The later judgment also shows that regulatory publicity orders are evidence-driven. ASIC wanted the companies to publish a notice about the findings and penalties through specified websites and publications. The Court accepted the regulatory purpose of adverse publicity orders, but was not satisfied on the evidence that the proposed publications would achieve that purpose or reach the right audience proportionately. So the revised publicity orders were not made.

For small finance businesses, the lesson is twofold. First, classification of a loan should be evidenced before the loan is made, especially if the business is relying on a declaration to avoid consumer-credit treatment.
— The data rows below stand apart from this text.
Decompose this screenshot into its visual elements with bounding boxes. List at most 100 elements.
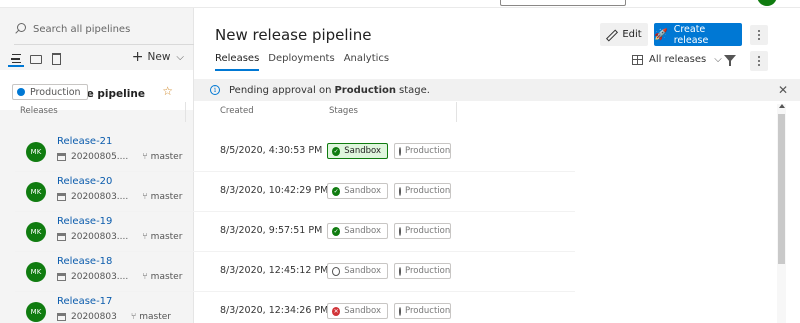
table-row[interactable]: MK Release-18 20200803.... ⑂ master 8/3/2020,…	[15, 252, 575, 292]
stage-chip-production[interactable]: Production	[394, 143, 451, 159]
tab-releases[interactable]: Releases	[215, 53, 260, 71]
branch-name: master	[150, 152, 183, 162]
scrollbar[interactable]	[777, 104, 786, 323]
tab-bar: Releases Deployments Analytics	[215, 53, 389, 71]
filter-icon[interactable]	[724, 55, 736, 67]
banner-suffix: stage.	[399, 84, 430, 96]
release-name-link[interactable]: Release-19	[57, 216, 112, 227]
info-icon: i	[210, 85, 220, 95]
column-header-releases[interactable]: Releases	[20, 106, 58, 116]
release-name-link[interactable]: Release-18	[57, 256, 112, 267]
stage-label: Production	[405, 186, 451, 196]
user-avatar[interactable]	[757, 0, 777, 6]
stage-label: Production	[405, 226, 451, 236]
branch-icon: ⑂	[142, 272, 148, 282]
release-meta: 20200805.... ⑂ master	[57, 152, 182, 162]
table-row[interactable]: MK Release-20 20200803.... ⑂ master 8/3/2020,…	[15, 172, 575, 212]
table-row[interactable]: MK Release-17 20200803 ⑂ master 8/3/2020, 12:…	[15, 292, 575, 323]
stage-label: Production	[405, 146, 451, 156]
stage-label: Production	[405, 266, 451, 276]
stage-chip-production[interactable]: Production	[394, 263, 451, 279]
tab-analytics[interactable]: Analytics	[344, 53, 389, 71]
search-underline	[14, 44, 194, 45]
release-meta: 20200803.... ⑂ master	[57, 272, 182, 282]
top-bar	[0, 0, 800, 8]
build-icon	[57, 193, 66, 201]
search-icon	[14, 22, 28, 36]
build-number: 20200803....	[71, 232, 129, 242]
pending-icon	[399, 306, 401, 316]
release-name-link[interactable]: Release-17	[57, 296, 112, 307]
column-header-created[interactable]: Created	[220, 106, 254, 116]
stage-chip-sandbox[interactable]: ✓ Sandbox	[327, 223, 388, 239]
build-icon	[57, 153, 66, 161]
release-name-link[interactable]: Release-21	[57, 136, 112, 147]
sidebar-toolbar: + New ⌵	[8, 50, 188, 68]
column-header-stages[interactable]: Stages	[329, 106, 358, 116]
stage-label: Production	[405, 306, 451, 316]
stage-chip-production[interactable]: Production	[394, 183, 451, 199]
global-search-input[interactable]	[500, 0, 626, 6]
folder-view-icon[interactable]	[28, 51, 44, 67]
scroll-up-icon[interactable]	[779, 104, 785, 108]
edit-button[interactable]: Edit	[600, 23, 648, 46]
pipeline-stage-label: Production	[30, 86, 81, 98]
build-number: 20200805....	[71, 152, 129, 162]
favorite-star-icon[interactable]: ☆	[162, 84, 173, 98]
chevron-down-icon: ⌵	[176, 51, 184, 63]
table-row[interactable]: MK Release-19 20200803.... ⑂ master 8/3/2020,…	[15, 212, 575, 252]
release-meta: 20200803.... ⑂ master	[57, 192, 182, 202]
list-view-icon[interactable]	[8, 51, 24, 67]
stage-chip-sandbox[interactable]: Sandbox	[327, 263, 388, 279]
stage-label: Sandbox	[344, 226, 381, 236]
avatar: MK	[26, 302, 46, 322]
avatar: MK	[26, 262, 46, 282]
scroll-thumb[interactable]	[778, 114, 785, 264]
branch-icon: ⑂	[142, 152, 148, 162]
created-date: 8/3/2020, 9:57:51 PM	[220, 225, 323, 236]
new-label: New	[147, 51, 171, 63]
column-divider	[456, 102, 457, 122]
banner-prefix: Pending approval on	[229, 84, 332, 96]
created-date: 8/5/2020, 4:30:53 PM	[220, 145, 323, 156]
pending-icon	[399, 186, 401, 196]
build-number: 20200803....	[71, 192, 129, 202]
release-name-link[interactable]: Release-20	[57, 176, 112, 187]
close-icon[interactable]: ✕	[778, 83, 788, 97]
create-release-button[interactable]: 🚀 Create release	[654, 23, 742, 46]
trash-icon[interactable]	[48, 51, 64, 67]
release-meta: 20200803.... ⑂ master	[57, 232, 182, 242]
build-number: 20200803	[71, 312, 117, 322]
branch-name: master	[150, 232, 183, 242]
stage-label: Sandbox	[344, 186, 381, 196]
created-date: 8/3/2020, 12:45:12 PM	[220, 265, 329, 276]
stage-chip-sandbox[interactable]: ✓ Sandbox	[327, 183, 388, 199]
table-row[interactable]: MK Release-21 20200805.... ⑂ master 8/5/2020,…	[15, 132, 575, 172]
more-actions-button[interactable]	[750, 25, 768, 45]
stage-chip-production[interactable]: Production	[394, 223, 451, 239]
branch-icon: ⑂	[142, 192, 148, 202]
table-icon	[632, 54, 643, 65]
build-icon	[57, 233, 66, 241]
check-icon: ✓	[332, 186, 341, 196]
release-view-dropdown[interactable]: All releases ⌵	[632, 54, 722, 65]
new-button[interactable]: + New ⌵	[132, 50, 184, 64]
pending-icon	[399, 146, 401, 156]
more-options-button[interactable]	[750, 51, 768, 71]
search-placeholder[interactable]: Search all pipelines	[33, 24, 130, 35]
stage-chip-sandbox[interactable]: ✕ Sandbox	[327, 303, 388, 319]
pencil-icon	[606, 30, 616, 40]
stage-chip-sandbox[interactable]: ✓ Sandbox	[327, 143, 388, 159]
tab-deployments[interactable]: Deployments	[268, 53, 334, 71]
check-icon: ✓	[332, 146, 341, 156]
branch-icon: ⑂	[130, 312, 137, 322]
pipeline-search[interactable]: Search all pipelines	[14, 20, 194, 45]
avatar: MK	[26, 142, 46, 162]
rocket-icon: 🚀	[654, 28, 668, 41]
stage-status-icon	[17, 88, 25, 96]
edit-label: Edit	[622, 29, 642, 40]
approval-banner: i Pending approval on Production stage. …	[194, 79, 800, 101]
stage-chip-production[interactable]: Production	[394, 303, 451, 319]
pending-icon	[399, 226, 401, 236]
chevron-down-icon: ⌵	[714, 54, 722, 65]
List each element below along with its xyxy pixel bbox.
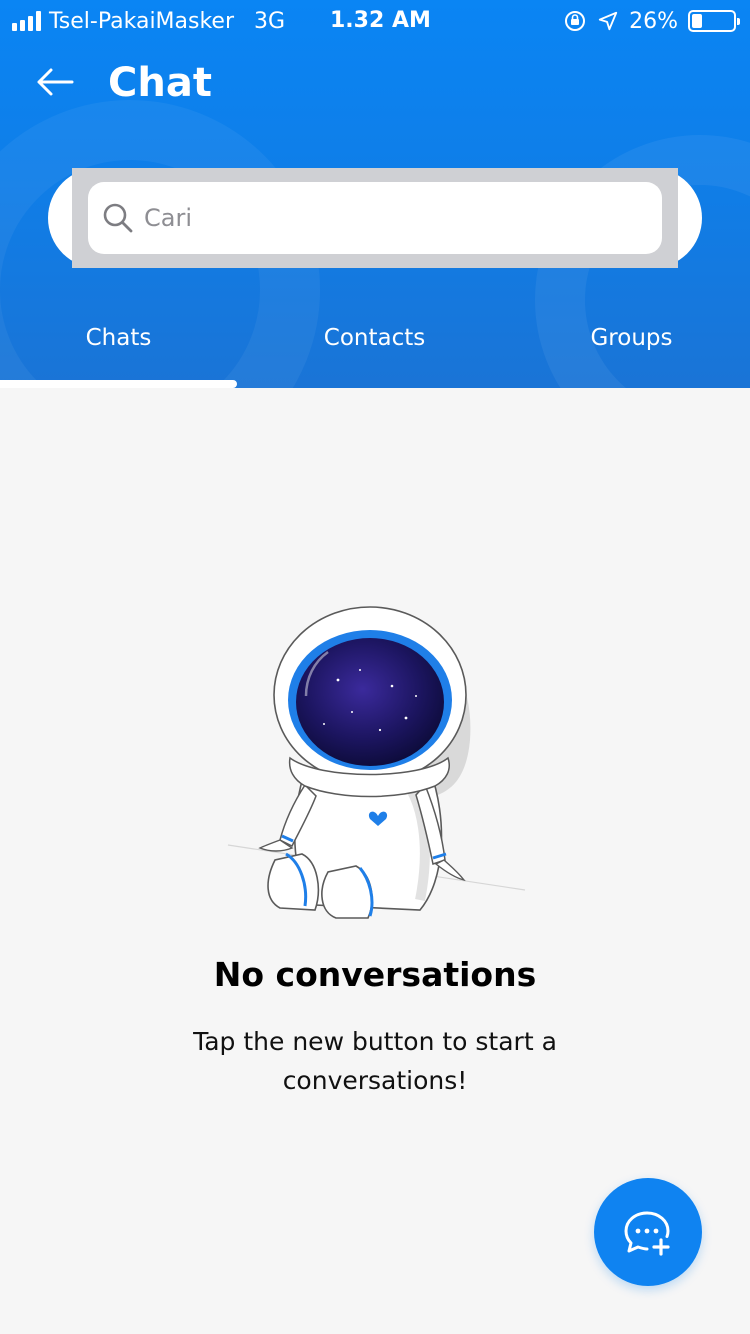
search-field[interactable]	[88, 182, 662, 254]
active-tab-indicator	[0, 380, 237, 388]
carrier-name: Tsel-PakaiMasker	[49, 8, 235, 34]
new-chat-icon	[624, 1211, 670, 1256]
tab-contacts[interactable]: Contacts	[256, 320, 493, 356]
new-chat-button[interactable]	[594, 1178, 702, 1286]
empty-state-subtitle: Tap the new button to start a conversati…	[193, 1027, 557, 1095]
tab-groups[interactable]: Groups	[513, 320, 750, 356]
search-icon	[103, 203, 133, 233]
battery-percent: 26%	[629, 8, 678, 34]
astronaut-illustration	[227, 606, 526, 919]
location-arrow-icon	[598, 11, 618, 31]
page-title: Chat	[108, 60, 212, 106]
battery-icon	[688, 10, 740, 32]
search-container	[48, 168, 702, 268]
search-input[interactable]	[144, 198, 624, 238]
empty-state-title: No conversations	[213, 955, 537, 994]
tab-chats[interactable]: Chats	[0, 320, 237, 356]
status-time: 1.32 AM	[330, 8, 431, 33]
arrow-left-icon	[37, 68, 74, 96]
tab-bar: Chats Contacts Groups	[0, 300, 750, 388]
signal-icon	[12, 11, 41, 31]
status-bar: Tsel-PakaiMasker 3G 1.32 AM 26%	[0, 0, 750, 40]
orientation-lock-icon	[565, 11, 586, 31]
search-frame	[72, 168, 678, 268]
network-type: 3G	[254, 8, 286, 34]
app-header: Tsel-PakaiMasker 3G 1.32 AM 26% Chat Car…	[0, 0, 750, 388]
back-button[interactable]	[30, 60, 80, 104]
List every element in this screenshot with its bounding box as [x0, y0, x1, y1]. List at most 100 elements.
Second, if a regulator seeks corrective or publicity orders, the detail of the audience, placement, cost and purpose can matter just as much as the fact of contravention.

Checks to run

Key points

  • Record borrower purpose and the inquiries made before relying on a declaration.
  • Check whether your business needs an Australian credit licence before advertising or referring loans.
  • Keep introducer agreements and borrower communications with the loan file.
  • Treat regulator publicity orders as a practical communications issue as well as a legal issue.
  • Review settlement offers separately for each respondent where claims have different strengths.

Key takeaways

  • A business-purpose declaration may fail if reasonable inquiries are not made.
  • Loan introducers and lenders can both face credit-law exposure.
  • Adverse publicity orders require evidence that the proposed notice will serve a regulatory purpose.
  • Regulators are not immune from ordinary costs orders where claims against a party fail.
  • Credit businesses should keep licensing, inquiry and borrower-purpose records together.